Exceptional Care and Outcomes Rest on Mentorship

In the late 1800s, William Stewart Halsted, a gifted surgeon and one of four founding professors at Johns Hopkins University, developed the "see one, do one, teach one" method to train students in the university's surgical residency program – visualize, perform and demonstrate.
I attended medical school at the University of Michigan in Ann Arbor, then completed a surgical residency in orthopedics and sports medicine followed by a combined orthopedic and neurosurgical fellowship in complex and minimally invasive spine surgery. It's my belief that mentorship is mandatory in medicine: The only way medical practice can advance is if one generation teaches another.
Mentorship is a calling and something I'm passionate about. I would never be where I am without mentors as early as elementary school and continuing through med school, residency, private practice and finally here at EvergreenHealth. People didn't wait for me to ask for help; they just grabbed me and said, "I'm going to help you." I'll never forget that.
This is a busy society where we're engrossed in what is better for us as individuals. EvergreenHealth is different. The culture here isn't a "me" culture.
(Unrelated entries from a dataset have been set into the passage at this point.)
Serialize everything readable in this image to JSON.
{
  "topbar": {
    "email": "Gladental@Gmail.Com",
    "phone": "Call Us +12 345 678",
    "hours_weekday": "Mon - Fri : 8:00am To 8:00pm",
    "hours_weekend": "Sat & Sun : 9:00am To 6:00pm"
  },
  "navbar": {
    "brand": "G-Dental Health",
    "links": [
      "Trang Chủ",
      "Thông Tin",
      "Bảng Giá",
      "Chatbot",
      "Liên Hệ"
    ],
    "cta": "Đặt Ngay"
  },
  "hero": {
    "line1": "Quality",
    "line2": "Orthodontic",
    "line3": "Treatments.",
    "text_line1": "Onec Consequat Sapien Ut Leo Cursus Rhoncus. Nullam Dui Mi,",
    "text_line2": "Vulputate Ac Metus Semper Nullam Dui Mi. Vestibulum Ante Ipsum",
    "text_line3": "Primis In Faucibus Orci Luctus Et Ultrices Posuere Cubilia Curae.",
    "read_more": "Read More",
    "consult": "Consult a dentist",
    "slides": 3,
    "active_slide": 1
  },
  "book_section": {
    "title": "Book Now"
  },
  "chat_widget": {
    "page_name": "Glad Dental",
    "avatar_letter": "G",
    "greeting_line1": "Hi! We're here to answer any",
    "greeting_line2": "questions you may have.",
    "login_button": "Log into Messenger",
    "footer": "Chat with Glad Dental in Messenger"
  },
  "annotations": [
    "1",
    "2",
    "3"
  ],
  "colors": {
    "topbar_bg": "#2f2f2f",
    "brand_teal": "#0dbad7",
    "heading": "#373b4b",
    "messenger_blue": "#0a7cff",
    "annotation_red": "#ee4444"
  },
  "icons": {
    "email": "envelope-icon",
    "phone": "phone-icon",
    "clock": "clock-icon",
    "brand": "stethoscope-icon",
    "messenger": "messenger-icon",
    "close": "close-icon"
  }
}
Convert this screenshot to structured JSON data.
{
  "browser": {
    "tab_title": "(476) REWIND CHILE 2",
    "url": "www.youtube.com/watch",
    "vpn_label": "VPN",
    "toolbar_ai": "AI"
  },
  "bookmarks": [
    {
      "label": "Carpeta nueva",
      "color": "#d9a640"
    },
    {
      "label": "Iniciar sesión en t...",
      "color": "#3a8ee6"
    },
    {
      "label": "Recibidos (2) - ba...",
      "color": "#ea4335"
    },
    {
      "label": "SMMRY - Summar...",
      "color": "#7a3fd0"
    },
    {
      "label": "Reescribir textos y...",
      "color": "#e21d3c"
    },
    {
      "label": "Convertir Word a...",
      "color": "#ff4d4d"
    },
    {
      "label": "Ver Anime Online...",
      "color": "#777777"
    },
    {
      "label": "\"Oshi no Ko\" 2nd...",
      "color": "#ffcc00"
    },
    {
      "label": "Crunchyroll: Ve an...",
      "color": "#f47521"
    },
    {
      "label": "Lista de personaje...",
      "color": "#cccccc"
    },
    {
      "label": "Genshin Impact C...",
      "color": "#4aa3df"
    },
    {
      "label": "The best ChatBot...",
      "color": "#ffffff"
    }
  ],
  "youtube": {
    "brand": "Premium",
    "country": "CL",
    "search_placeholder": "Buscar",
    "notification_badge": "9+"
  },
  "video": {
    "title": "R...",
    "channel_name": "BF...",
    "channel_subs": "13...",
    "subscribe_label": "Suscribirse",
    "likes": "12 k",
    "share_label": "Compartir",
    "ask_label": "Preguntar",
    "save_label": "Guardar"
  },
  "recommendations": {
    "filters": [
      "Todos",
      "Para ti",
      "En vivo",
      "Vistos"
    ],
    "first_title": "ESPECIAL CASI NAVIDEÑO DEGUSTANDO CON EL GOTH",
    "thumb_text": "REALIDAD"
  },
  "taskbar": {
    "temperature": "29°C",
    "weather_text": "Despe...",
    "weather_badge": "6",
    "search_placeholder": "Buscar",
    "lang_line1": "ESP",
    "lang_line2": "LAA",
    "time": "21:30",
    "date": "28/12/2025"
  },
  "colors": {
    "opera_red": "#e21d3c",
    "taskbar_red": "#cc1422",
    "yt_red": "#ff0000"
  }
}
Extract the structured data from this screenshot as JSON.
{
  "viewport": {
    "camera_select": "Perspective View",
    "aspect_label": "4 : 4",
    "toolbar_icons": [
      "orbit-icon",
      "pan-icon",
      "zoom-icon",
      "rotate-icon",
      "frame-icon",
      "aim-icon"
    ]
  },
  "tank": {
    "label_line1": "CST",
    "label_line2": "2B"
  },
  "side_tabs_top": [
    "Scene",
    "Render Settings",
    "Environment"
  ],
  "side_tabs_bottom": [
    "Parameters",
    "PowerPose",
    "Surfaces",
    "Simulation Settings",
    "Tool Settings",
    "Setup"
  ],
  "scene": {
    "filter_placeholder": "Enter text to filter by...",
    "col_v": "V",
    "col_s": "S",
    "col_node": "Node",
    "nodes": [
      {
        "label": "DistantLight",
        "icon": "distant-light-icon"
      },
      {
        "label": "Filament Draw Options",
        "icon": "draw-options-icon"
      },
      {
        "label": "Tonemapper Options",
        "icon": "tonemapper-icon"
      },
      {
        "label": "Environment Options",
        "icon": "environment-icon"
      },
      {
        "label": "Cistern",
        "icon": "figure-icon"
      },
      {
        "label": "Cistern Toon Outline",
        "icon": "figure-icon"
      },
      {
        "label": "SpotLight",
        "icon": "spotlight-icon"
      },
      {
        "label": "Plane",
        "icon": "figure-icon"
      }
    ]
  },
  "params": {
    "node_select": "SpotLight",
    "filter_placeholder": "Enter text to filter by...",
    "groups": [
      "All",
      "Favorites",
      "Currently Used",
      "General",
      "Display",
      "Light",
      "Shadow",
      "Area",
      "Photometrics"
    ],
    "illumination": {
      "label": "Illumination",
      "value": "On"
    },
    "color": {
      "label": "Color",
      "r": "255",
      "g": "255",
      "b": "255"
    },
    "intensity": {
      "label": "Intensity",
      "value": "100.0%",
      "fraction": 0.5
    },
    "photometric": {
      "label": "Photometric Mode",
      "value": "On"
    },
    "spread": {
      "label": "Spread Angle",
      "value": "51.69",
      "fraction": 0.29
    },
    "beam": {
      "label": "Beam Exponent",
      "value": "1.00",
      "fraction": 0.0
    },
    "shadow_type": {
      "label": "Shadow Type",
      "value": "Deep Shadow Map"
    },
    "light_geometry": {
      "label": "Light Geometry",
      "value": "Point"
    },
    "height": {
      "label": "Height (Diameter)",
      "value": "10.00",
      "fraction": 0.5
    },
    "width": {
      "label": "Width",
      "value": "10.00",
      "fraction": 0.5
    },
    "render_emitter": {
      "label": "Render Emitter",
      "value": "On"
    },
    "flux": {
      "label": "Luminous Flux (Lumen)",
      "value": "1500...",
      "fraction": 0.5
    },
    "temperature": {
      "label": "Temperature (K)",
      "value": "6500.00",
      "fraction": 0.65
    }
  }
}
It's a culture of, I work on behalf of our community; I'm not just in it for me. Surgeons, anesthesiologists, medical specialists, physical therapists, nurses, support staff and executives share that value at EvergreenHealth.
Our organizational culture creates an environment in which people want to mentor better. Much of that takes place organically, of course. And here's an example of formalized clinical mentorship: each time we hire a new surgeon, we assign a mentor, a senior partner who will do every surgery with a younger partner until it's no longer necessary.
Active mentorship is better for staff, better for our surgeon partners and, most importantly, better for our patients and community. Plus, it's such a joy to watch people further develop their skills.